Like the first movie five years ago, “Sing 2” mostly works on split levels, offering a jukebox assortment of popular songs that parents will recognize, and having cute animated animals belt them out to divert children. The result is a breezy exercise in karaoke for kids, where the soundtrack beats the movie and a lot of stars again lend their voices to the chorus.
The core players remain largely the same, with koala bear impresario Buster Moon (Matthew McConaughey, whose recent good career decisions include not singing or running for governor of Texas) betting on his ability to launch an elaborate stage show in Redshore City, which looks a whole lot like Las Vegas.
Unfortunately, the ruthless casino mogul (Bobby Cannavale) who runs the place insists that Buster land the participation of an aging rock-star lion (Bono), who has essentially become a hermit, as a condition of bankrolling the production, just one of the many hurdles that Buster and his pals encounter.

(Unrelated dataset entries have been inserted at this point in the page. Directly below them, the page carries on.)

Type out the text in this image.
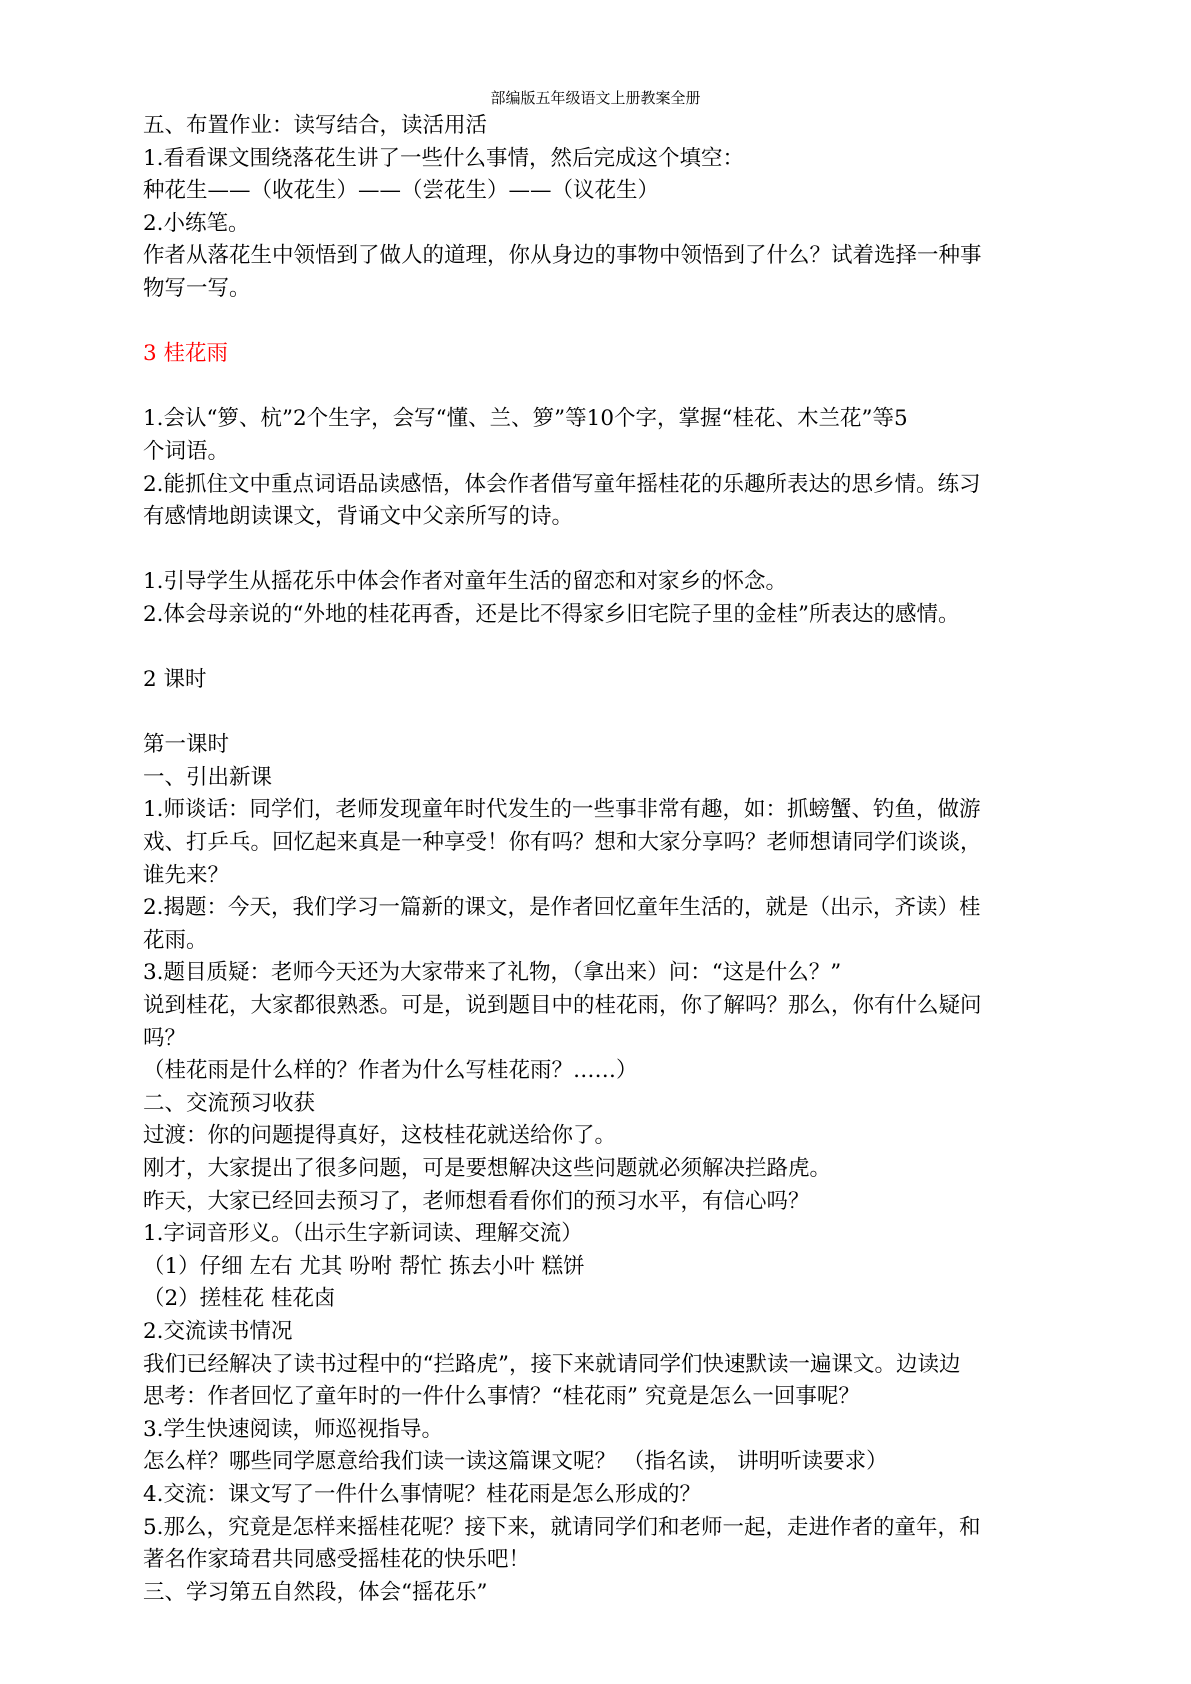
部编版五年级语文上册教案全册
五、布置作业：读写结合，读活用活
1.看看课文围绕落花生讲了一些什么事情，然后完成这个填空：
种花生——（收花生）——（尝花生）——（议花生）
2.小练笔。
作者从落花生中领悟到了做人的道理，你从身边的事物中领悟到了什么？试着选择一种事
物写一写。
3 桂花雨
1.会认“箩、杭”2个生字，会写“懂、兰、箩”等10个字，掌握“桂花、木兰花”等5
个词语。
2.能抓住文中重点词语品读感悟，体会作者借写童年摇桂花的乐趣所表达的思乡情。练习
有感情地朗读课文，背诵文中父亲所写的诗。
1.引导学生从摇花乐中体会作者对童年生活的留恋和对家乡的怀念。
2.体会母亲说的“外地的桂花再香，还是比不得家乡旧宅院子里的金桂”所表达的感情。
2 课时
第一课时
一、引出新课
1.师谈话：同学们，老师发现童年时代发生的一些事非常有趣，如：抓螃蟹、钓鱼，做游
戏、打乒乓。回忆起来真是一种享受！你有吗？想和大家分享吗？老师想请同学们谈谈，
谁先来？
2.揭题：今天，我们学习一篇新的课文，是作者回忆童年生活的，就是（出示，齐读）桂
花雨。
3.题目质疑：老师今天还为大家带来了礼物，（拿出来）问：“这是什么？”
说到桂花，大家都很熟悉。可是，说到题目中的桂花雨，你了解吗？那么，你有什么疑问
吗？
（桂花雨是什么样的？作者为什么写桂花雨？……）
二、交流预习收获
过渡：你的问题提得真好，这枝桂花就送给你了。
刚才，大家提出了很多问题，可是要想解决这些问题就必须解决拦路虎。
昨天，大家已经回去预习了，老师想看看你们的预习水平，有信心吗？
1.字词音形义。（出示生字新词读、理解交流）
（1）仔细 左右 尤其 吩咐 帮忙 拣去小叶 糕饼
（2）搓桂花 桂花卤
2.交流读书情况
我们已经解决了读书过程中的“拦路虎”，接下来就请同学们快速默读一遍课文。边读边
思考：作者回忆了童年时的一件什么事情？“桂花雨” 究竟是怎么一回事呢？
3.学生快速阅读，师巡视指导。
怎么样？哪些同学愿意给我们读一读这篇课文呢？ （指名读， 讲明听读要求）
4.交流：课文写了一件什么事情呢？桂花雨是怎么形成的？
5.那么，究竟是怎样来摇桂花呢？接下来，就请同学们和老师一起，走进作者的童年，和
著名作家琦君共同感受摇桂花的快乐吧！
三、学习第五自然段，体会“摇花乐”
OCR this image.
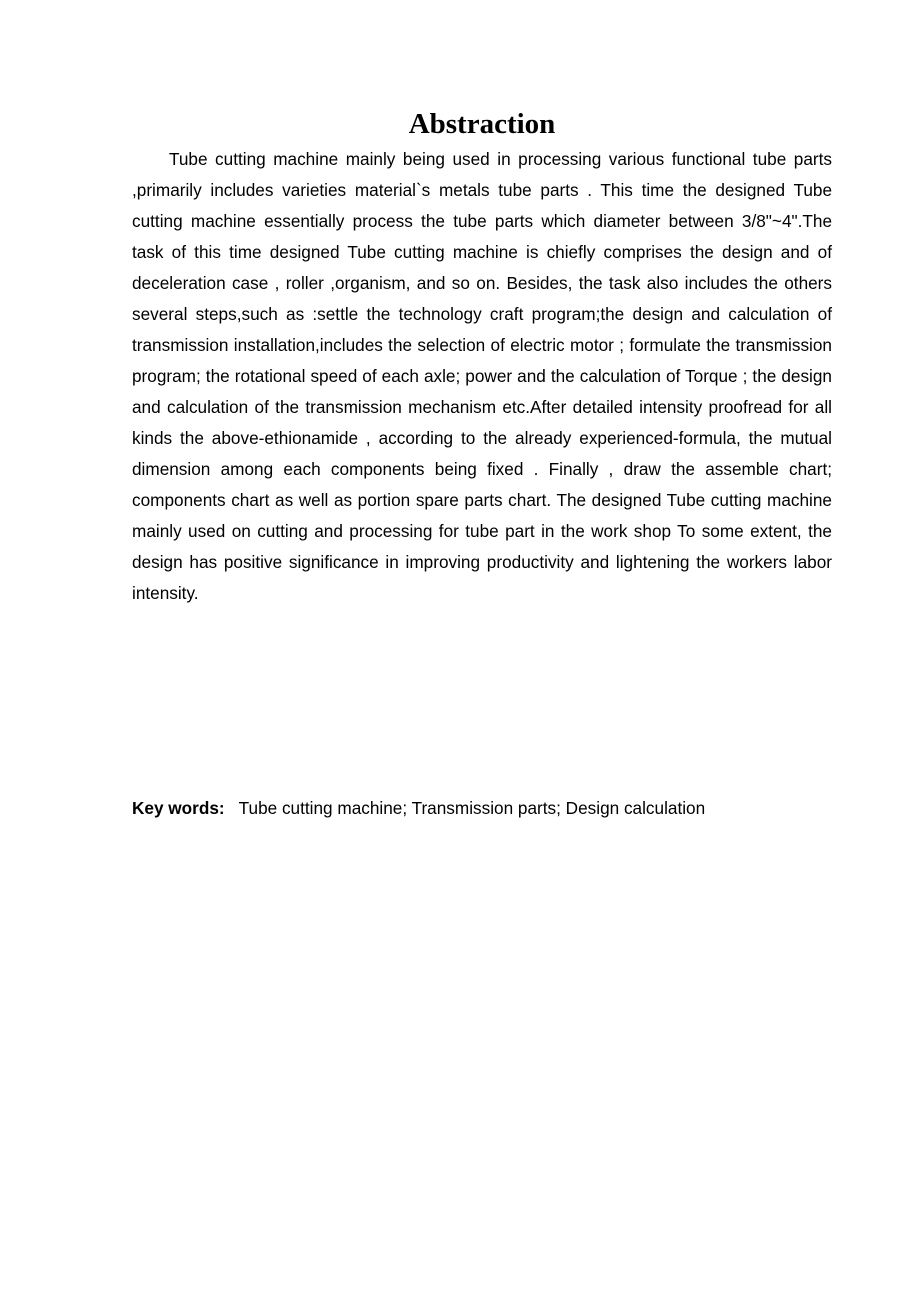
Abstraction

Tube cutting machine mainly being used in processing various functional tube parts ,primarily includes varieties material`s metals tube parts . This time the designed Tube cutting machine essentially process the tube parts which diameter between 3/8"~4".The task of this time designed Tube cutting machine is chiefly comprises the design and of deceleration case , roller ,organism, and so on. Besides, the task also includes the others several steps,such as :settle the technology craft program;the design and calculation of transmission installation,includes the selection of electric motor ; formulate the transmission program; the rotational speed of each axle; power and the calculation of Torque ; the design and calculation of the transmission mechanism etc.After detailed intensity proofread for all kinds the above-ethionamide , according to the already experienced-formula, the mutual dimension among each components being fixed . Finally , draw the assemble chart; components chart as well as portion spare parts chart. The designed Tube cutting machine mainly used on cutting and processing for tube part in the work shop To some extent, the design has positive significance in improving productivity and lightening the workers labor intensity.

Key words: Tube cutting machine; Transmission parts; Design calculation
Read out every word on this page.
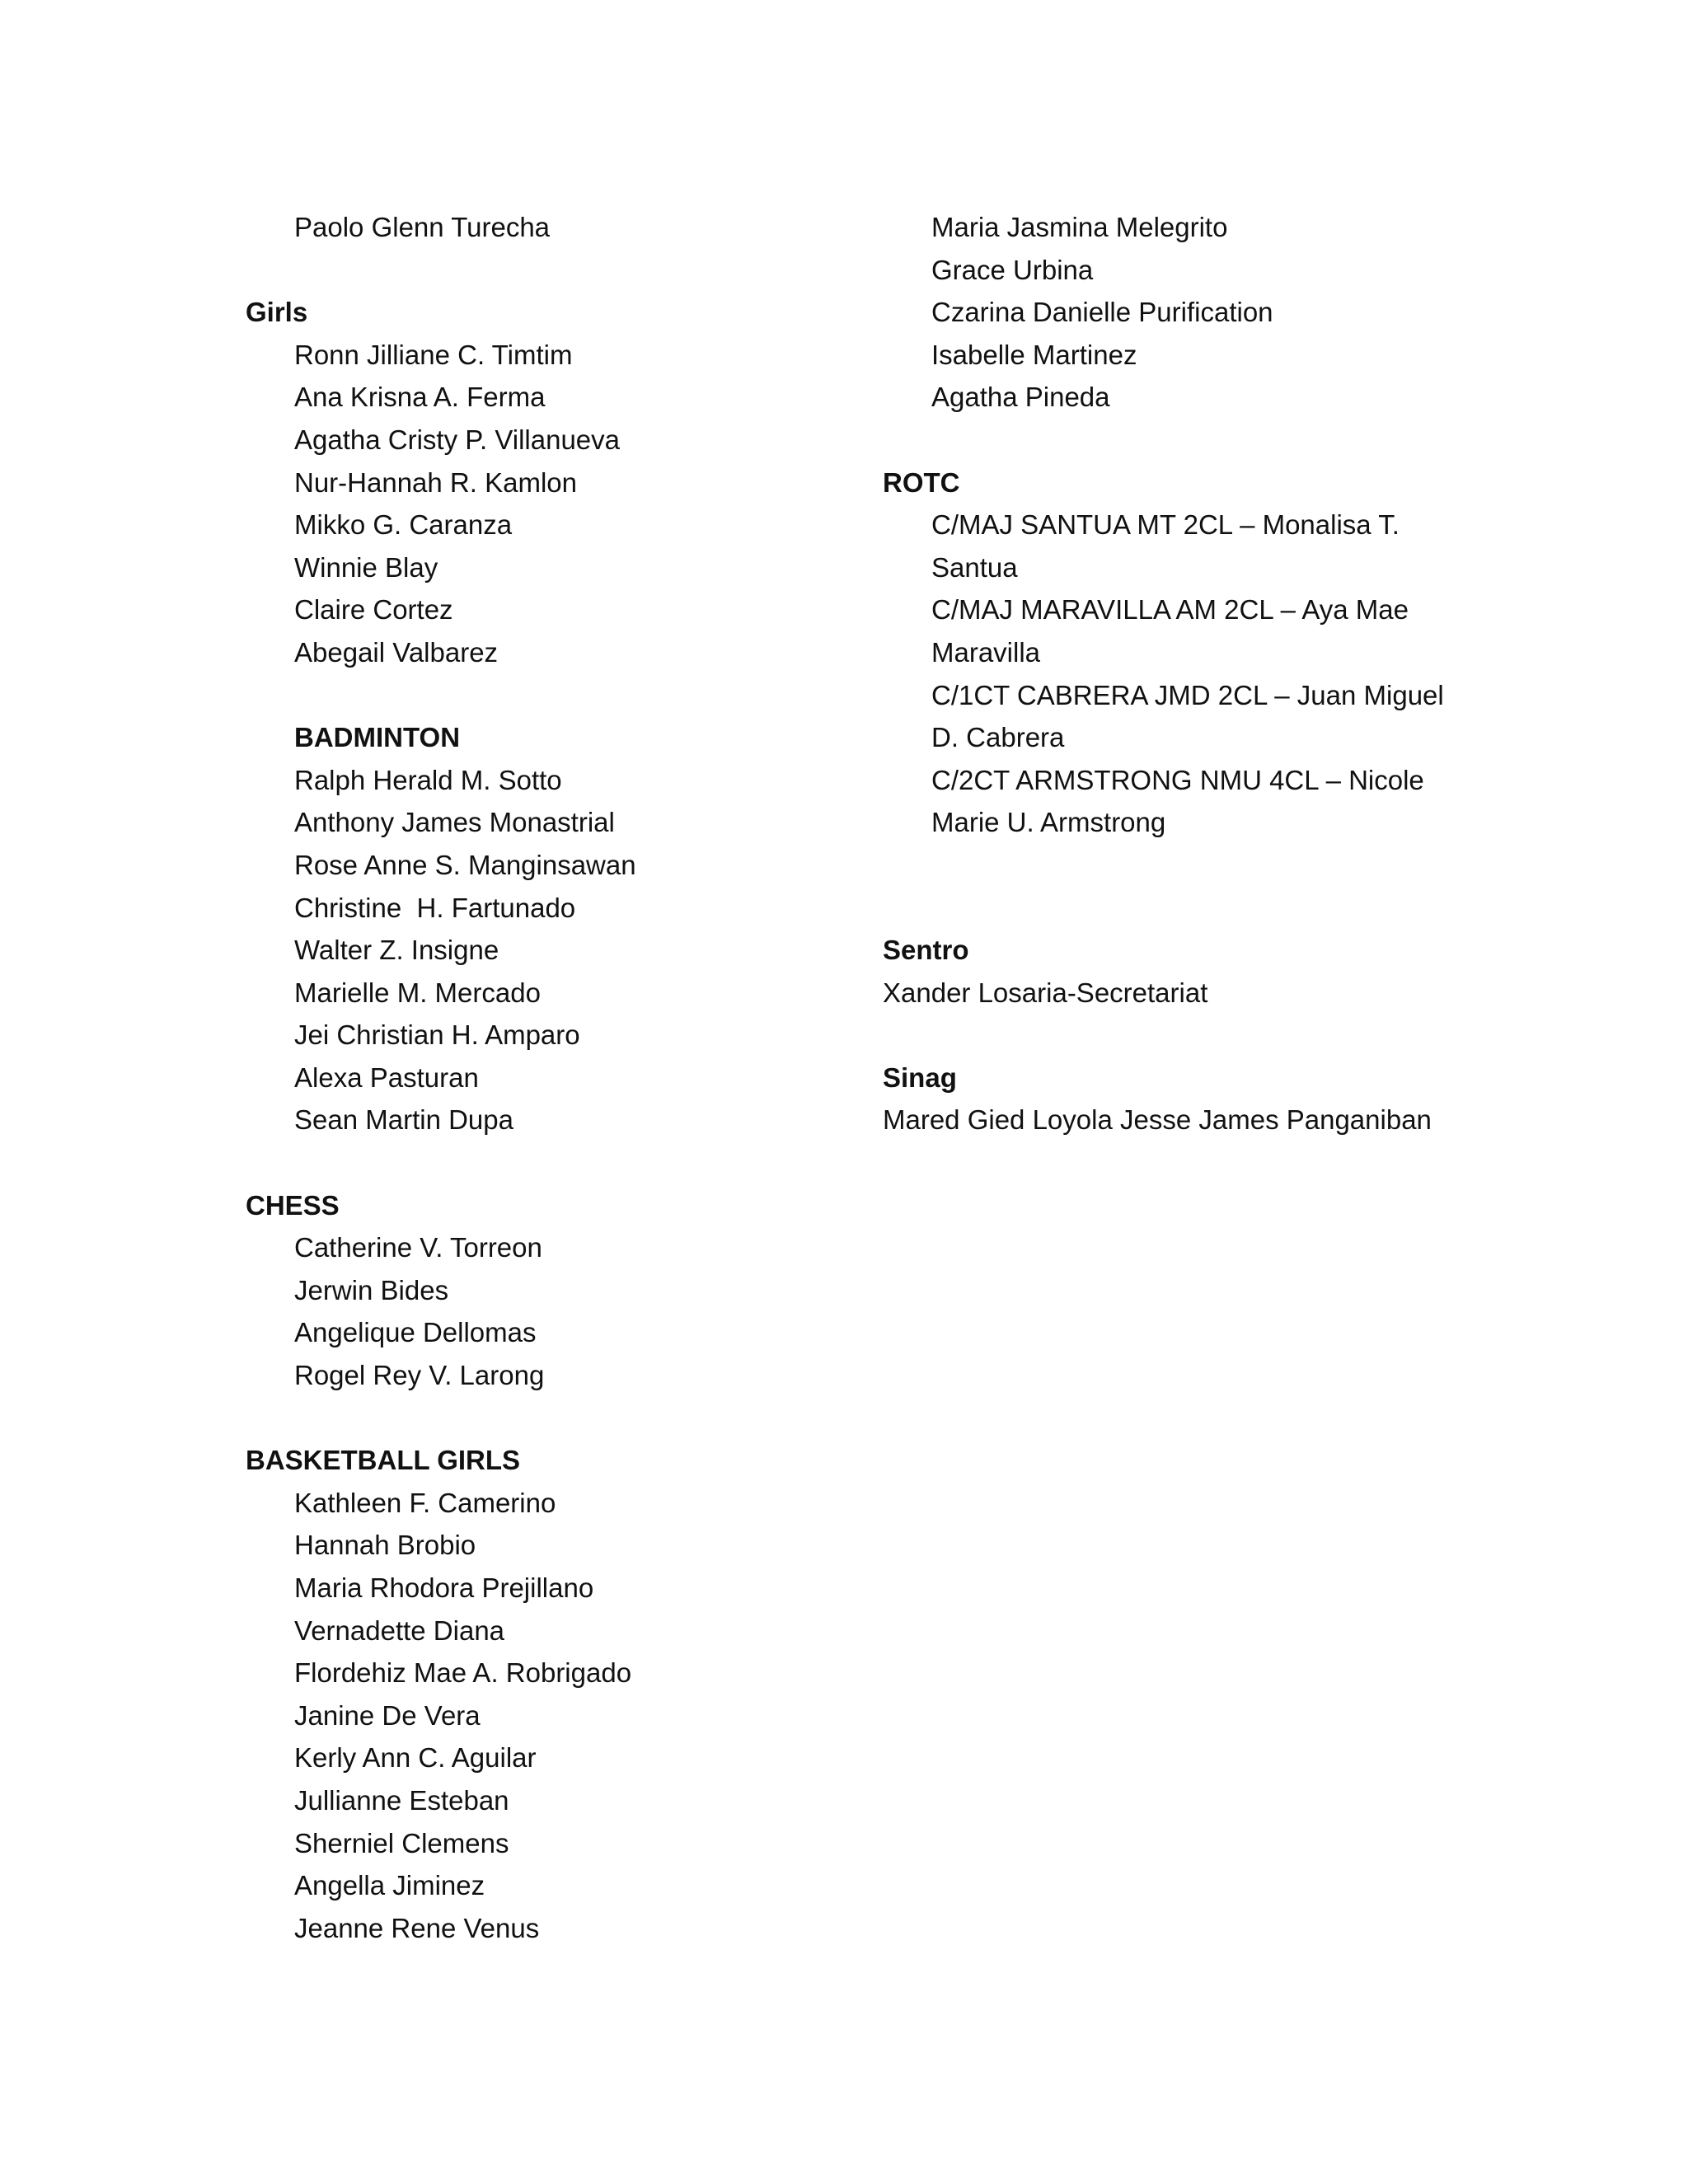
Paolo Glenn Turecha
Girls
Ronn Jilliane C. Timtim
Ana Krisna A. Ferma
Agatha Cristy P. Villanueva
Nur-Hannah R. Kamlon
Mikko G. Caranza
Winnie Blay
Claire Cortez
Abegail Valbarez
BADMINTON
Ralph Herald M. Sotto
Anthony James Monastrial
Rose Anne S. Manginsawan
Christine  H. Fartunado
Walter Z. Insigne
Marielle M. Mercado
Jei Christian H. Amparo
Alexa Pasturan
Sean Martin Dupa
CHESS
Catherine V. Torreon
Jerwin Bides
Angelique Dellomas
Rogel Rey V. Larong
BASKETBALL GIRLS
Kathleen F. Camerino
Hannah Brobio
Maria Rhodora Prejillano
Vernadette Diana
Flordehiz Mae A. Robrigado
Janine De Vera
Kerly Ann C. Aguilar
Jullianne Esteban
Sherniel Clemens
Angella Jiminez
Jeanne Rene Venus
Maria Jasmina Melegrito
Grace Urbina
Czarina Danielle Purification
Isabelle Martinez
Agatha Pineda
ROTC
C/MAJ SANTUA MT 2CL – Monalisa T. Santua
C/MAJ MARAVILLA AM 2CL – Aya Mae Maravilla
C/1CT CABRERA JMD 2CL – Juan Miguel D. Cabrera
C/2CT ARMSTRONG NMU 4CL – Nicole Marie U. Armstrong
Sentro
Xander Losaria-Secretariat
Sinag
Mared Gied Loyola Jesse James Panganiban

In addition to Bono, legit musical stars Pharrell Williams and Halsey join returning cast members Reese Witherspoon, Scarlett Johansson, Taron Egerton, Tori Kelly, and Nick Kroll, with writer-director Garth Jennings reprising that role as well.
Still, the real star of “Sing” is the music, and the producers have seemingly spared no expense on that score, with a roster of tunes that include U2’s “Where the Streets Have No Name” (Bono’s there for a reason) as well as “Let’s Go Crazy,” “Goodbye Yellow Brick Road,” “Higher Love,” “I Say a Little Prayer” and more.
The animation is colorful, with the protracted show — mounted under considerable duress — accounting for a sizable chunk of the movie.
It’s empty calories, and a highly calculated musical sugar rush. Still, this franchise from Illumination (the outfit behind “Despicable Me” and “Minions”) doesn’t really aspire to be anything more than fun, and on the most basic level, delivers just enough of it, especially for the pre-puberty demo.
Besides, for parents who wince at their tykes’ musical tastes, it’s probably a public service introducing kids to some of the songs with which their moms and dads grew up, all wrapped in a bright, anthropomorphic package.
“Sing 2” premieres Dec. 22 in US theaters. It’s rated PG.